José Lázaro Galdiano photographed in the 1940s

José Lázaro Galdiano (1862–1947) was a Spanish financier, journalist, publisher and art collector, who, by the time of his death, owned one of the largest and most significant art collections in Spain. He was described in 1940 as "one of the greatest patrons of culture in nineteenth century Spain". At the time of his death, his collection numbered some 12,600 pieces, mostly from the Old Master and Romantic periods - he had little interest in the Modernists.

==Life==

1912 portrait of Paula Florido by Pablo de Bejar. Museo Lázaro Galdiano

Lázaro was born in 1862 in Beire, Navarre. He studied Law and Philosophy in Seville and Madrid before taking office in 1883 at the Bank of Spain in Barcelona. However, his talent and ability in art appreciation and journalism soon took his career in another direction. He befriended Emilia Pardo Bazán who introduced him to the leading Spanish intellectuals of the time. In 1889, he co-founded the review España Moderna with Marcelino Menéndez y Pelayo and a number of leading Spanish critics. This was followed by the launch of the Revista Internacional; a review that featured Spanish, French, English and German writers.

In 1903, he married the glamorous Argentine Paula Florido (d. 1931) who shared his passion for art and advised him on many of his major acquisitions. She accompanied him on his frequent travels across Europe, Africa and North and South America seeking art objects. Lázaro was a member of the Athenæum of Madrid and served on the board of trustees at the Museo del Prado. In 1921, he was elected president of the International congress of History of Art. He spent the years of the Spanish Civil War in exile, first in Paris and later New York, where he continued to collect art works. He returned to Madrid following the end of the conflict.

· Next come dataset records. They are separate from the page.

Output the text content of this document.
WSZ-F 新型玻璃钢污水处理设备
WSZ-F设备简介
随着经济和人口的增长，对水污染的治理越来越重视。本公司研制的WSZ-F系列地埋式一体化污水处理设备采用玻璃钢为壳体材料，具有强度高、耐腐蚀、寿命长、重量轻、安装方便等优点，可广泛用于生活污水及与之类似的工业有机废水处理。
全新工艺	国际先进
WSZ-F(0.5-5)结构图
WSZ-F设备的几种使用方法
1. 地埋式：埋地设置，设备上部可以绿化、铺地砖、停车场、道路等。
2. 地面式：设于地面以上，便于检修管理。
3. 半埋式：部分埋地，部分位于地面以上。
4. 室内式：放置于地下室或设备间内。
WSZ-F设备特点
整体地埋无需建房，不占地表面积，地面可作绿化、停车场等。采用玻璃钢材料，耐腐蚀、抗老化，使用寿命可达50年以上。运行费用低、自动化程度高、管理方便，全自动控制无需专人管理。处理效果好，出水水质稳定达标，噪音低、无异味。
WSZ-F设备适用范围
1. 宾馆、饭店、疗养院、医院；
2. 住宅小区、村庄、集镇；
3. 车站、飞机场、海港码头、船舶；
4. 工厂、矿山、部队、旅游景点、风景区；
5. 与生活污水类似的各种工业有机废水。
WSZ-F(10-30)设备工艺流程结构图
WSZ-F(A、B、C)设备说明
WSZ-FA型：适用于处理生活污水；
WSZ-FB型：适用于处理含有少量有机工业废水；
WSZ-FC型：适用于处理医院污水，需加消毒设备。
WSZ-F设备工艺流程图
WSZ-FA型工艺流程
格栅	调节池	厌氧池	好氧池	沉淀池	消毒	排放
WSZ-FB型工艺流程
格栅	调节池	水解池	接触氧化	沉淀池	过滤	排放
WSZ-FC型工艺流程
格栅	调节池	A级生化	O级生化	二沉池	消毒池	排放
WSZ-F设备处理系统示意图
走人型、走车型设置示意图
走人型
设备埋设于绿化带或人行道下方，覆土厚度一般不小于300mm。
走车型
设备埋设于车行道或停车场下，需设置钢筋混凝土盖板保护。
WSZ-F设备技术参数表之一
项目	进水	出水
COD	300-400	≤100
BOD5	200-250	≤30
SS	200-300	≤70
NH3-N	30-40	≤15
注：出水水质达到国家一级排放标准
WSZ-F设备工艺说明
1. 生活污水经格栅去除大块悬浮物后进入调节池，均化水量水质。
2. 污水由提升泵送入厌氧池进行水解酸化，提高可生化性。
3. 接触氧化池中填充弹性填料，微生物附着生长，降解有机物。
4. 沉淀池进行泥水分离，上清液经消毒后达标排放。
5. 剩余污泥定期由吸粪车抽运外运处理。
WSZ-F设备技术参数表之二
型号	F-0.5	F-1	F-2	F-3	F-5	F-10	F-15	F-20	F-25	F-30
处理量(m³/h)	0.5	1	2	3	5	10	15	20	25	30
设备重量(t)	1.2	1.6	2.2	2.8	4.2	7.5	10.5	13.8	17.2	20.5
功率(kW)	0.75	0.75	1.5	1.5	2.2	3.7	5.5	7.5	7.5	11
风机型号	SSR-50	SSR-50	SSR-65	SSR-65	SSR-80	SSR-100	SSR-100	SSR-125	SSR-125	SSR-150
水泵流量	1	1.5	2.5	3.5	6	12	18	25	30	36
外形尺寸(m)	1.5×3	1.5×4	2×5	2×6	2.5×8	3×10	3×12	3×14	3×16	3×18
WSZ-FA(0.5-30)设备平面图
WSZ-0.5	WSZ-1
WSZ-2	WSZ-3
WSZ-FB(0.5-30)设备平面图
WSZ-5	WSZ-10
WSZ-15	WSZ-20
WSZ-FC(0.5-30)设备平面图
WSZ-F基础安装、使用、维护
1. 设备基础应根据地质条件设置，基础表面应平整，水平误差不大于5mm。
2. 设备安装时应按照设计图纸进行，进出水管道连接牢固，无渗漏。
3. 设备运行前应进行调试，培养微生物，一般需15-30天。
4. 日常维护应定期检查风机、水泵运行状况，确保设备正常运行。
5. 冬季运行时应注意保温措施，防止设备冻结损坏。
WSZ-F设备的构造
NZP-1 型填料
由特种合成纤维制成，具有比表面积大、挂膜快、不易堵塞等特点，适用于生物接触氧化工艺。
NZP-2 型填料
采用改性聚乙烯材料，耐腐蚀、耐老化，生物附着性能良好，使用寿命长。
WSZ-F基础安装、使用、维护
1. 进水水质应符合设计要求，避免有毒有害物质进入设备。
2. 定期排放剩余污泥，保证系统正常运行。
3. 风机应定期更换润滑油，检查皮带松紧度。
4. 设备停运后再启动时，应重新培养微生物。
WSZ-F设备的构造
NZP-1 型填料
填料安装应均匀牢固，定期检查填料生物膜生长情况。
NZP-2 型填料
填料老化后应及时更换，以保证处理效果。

==The Lázaro Galdiano Museum==

Since Lázaro's death his home in Calle Serrano, a fashionable street in Madrid, has been adapted to serve as a museum to house his collections. The building was commissioned in 1903, the year of his marriage, and is in neo-Renaissance style. The museum is open to the public and includes works by Bosch, Velázquez, Goya, El Greco and Zurbarán.